Your husband’s mother died young by her own hand, and, understandably, this terrifies him. It reminds him of his loss and his mortality, and his depression is adding to his pain. Ms. L.B. thinks you need to enlist help. Does your husband have a good relationship with a sibling who has handled his mother’s passing in a psychologically better way? Or, does he have a close friend?  Is there anyone who can talk privately with him – urge your husband to see his doctor and seek counseling and help him understand what he’s doing to himself and those who love him? In the meantime, you must have a loving, yet firm conversation with your beloved. Pick your moment when he’s not addled by alcohol and, well, let him have it. You have one chance to reach him:

Darling, I know you’re going through a terrible time, and it breaks my heart to see you like this. You’re coping with a big sorrow – the terrible loss of your mom. But if you won’t get help, you’re going to continue in this downward spiral until you hit rock bottom.
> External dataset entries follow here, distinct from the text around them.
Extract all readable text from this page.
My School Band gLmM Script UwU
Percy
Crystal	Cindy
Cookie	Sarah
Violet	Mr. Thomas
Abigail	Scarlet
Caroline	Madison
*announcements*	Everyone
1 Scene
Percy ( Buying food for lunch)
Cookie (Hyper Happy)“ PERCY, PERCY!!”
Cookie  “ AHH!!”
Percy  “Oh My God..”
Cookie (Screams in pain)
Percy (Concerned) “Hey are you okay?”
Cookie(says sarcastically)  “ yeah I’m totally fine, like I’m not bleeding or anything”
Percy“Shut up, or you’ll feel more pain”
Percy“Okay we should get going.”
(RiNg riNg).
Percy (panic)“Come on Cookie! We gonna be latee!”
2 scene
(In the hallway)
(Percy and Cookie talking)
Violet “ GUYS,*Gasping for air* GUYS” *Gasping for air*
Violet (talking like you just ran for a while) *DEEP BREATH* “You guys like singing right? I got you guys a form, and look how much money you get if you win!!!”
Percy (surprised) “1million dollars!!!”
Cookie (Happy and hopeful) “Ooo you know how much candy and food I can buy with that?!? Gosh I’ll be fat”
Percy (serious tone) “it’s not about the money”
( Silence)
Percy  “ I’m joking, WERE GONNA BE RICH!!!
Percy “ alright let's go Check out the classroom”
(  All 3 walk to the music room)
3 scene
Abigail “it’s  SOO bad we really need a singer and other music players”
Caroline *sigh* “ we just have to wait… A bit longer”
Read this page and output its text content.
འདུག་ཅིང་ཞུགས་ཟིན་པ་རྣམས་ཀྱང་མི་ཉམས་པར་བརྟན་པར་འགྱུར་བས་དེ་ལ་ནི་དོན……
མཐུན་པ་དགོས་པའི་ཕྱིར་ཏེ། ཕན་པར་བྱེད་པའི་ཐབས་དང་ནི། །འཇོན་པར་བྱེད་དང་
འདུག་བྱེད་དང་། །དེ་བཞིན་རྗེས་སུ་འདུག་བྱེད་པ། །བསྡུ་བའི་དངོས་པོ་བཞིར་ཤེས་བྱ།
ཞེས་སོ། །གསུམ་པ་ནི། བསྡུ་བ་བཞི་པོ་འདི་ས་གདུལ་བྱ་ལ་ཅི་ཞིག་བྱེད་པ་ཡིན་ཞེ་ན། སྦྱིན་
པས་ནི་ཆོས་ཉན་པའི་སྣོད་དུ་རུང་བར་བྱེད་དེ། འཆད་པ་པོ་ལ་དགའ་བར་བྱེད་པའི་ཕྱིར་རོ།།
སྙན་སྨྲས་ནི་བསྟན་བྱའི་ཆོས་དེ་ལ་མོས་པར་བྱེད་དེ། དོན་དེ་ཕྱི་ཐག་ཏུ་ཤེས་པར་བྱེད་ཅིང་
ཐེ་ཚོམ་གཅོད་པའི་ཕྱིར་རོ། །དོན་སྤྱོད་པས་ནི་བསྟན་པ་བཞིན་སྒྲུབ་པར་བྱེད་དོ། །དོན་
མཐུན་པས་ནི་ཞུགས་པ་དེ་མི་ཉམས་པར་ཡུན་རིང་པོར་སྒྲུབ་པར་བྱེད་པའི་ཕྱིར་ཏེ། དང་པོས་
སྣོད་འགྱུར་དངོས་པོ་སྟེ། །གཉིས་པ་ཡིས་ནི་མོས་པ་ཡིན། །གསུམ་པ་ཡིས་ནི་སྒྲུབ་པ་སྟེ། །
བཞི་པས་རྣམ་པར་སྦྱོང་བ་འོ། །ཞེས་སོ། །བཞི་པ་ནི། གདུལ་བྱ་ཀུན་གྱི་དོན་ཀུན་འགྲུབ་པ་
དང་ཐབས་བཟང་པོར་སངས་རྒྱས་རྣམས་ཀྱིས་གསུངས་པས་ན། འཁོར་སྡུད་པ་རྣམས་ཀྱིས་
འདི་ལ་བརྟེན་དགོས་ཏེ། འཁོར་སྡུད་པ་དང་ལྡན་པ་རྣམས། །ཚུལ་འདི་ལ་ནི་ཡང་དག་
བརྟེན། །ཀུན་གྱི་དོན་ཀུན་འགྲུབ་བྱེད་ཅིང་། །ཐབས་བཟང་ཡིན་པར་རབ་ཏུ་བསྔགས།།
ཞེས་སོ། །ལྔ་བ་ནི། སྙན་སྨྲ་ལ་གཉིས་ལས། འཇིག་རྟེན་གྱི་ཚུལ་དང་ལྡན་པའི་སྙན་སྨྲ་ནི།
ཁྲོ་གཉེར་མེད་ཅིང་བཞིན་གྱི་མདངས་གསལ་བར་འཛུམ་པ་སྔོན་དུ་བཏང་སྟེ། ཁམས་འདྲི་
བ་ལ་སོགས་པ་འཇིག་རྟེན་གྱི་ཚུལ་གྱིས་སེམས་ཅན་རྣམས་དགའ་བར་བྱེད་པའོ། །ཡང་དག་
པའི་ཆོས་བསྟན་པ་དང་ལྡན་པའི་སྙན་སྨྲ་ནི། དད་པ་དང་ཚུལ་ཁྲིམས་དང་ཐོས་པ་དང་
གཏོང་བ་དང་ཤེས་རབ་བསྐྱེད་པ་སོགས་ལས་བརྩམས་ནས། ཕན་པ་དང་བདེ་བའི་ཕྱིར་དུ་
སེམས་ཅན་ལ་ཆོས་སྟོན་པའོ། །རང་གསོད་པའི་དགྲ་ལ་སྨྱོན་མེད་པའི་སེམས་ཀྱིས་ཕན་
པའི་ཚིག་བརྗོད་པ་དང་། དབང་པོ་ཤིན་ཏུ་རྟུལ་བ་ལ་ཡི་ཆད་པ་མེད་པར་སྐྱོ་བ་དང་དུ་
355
If you don’t stop, you’ll lose everything that matters to you. Your brother has tried to talk with you, so has your friend Joe. I’ll do everything I can to help you. We’ll get you to the doctor for medication and to a counselor to work through the demons that are haunting you. But you need to know this in no uncertain terms: I can’t stay with you if you continue like you are now. If you won’t get help, I’ll have to leave you, and that would devastate me because I love you more than anyone. But I can’t spend the rest of my life in a marriage like this. What do you want to do?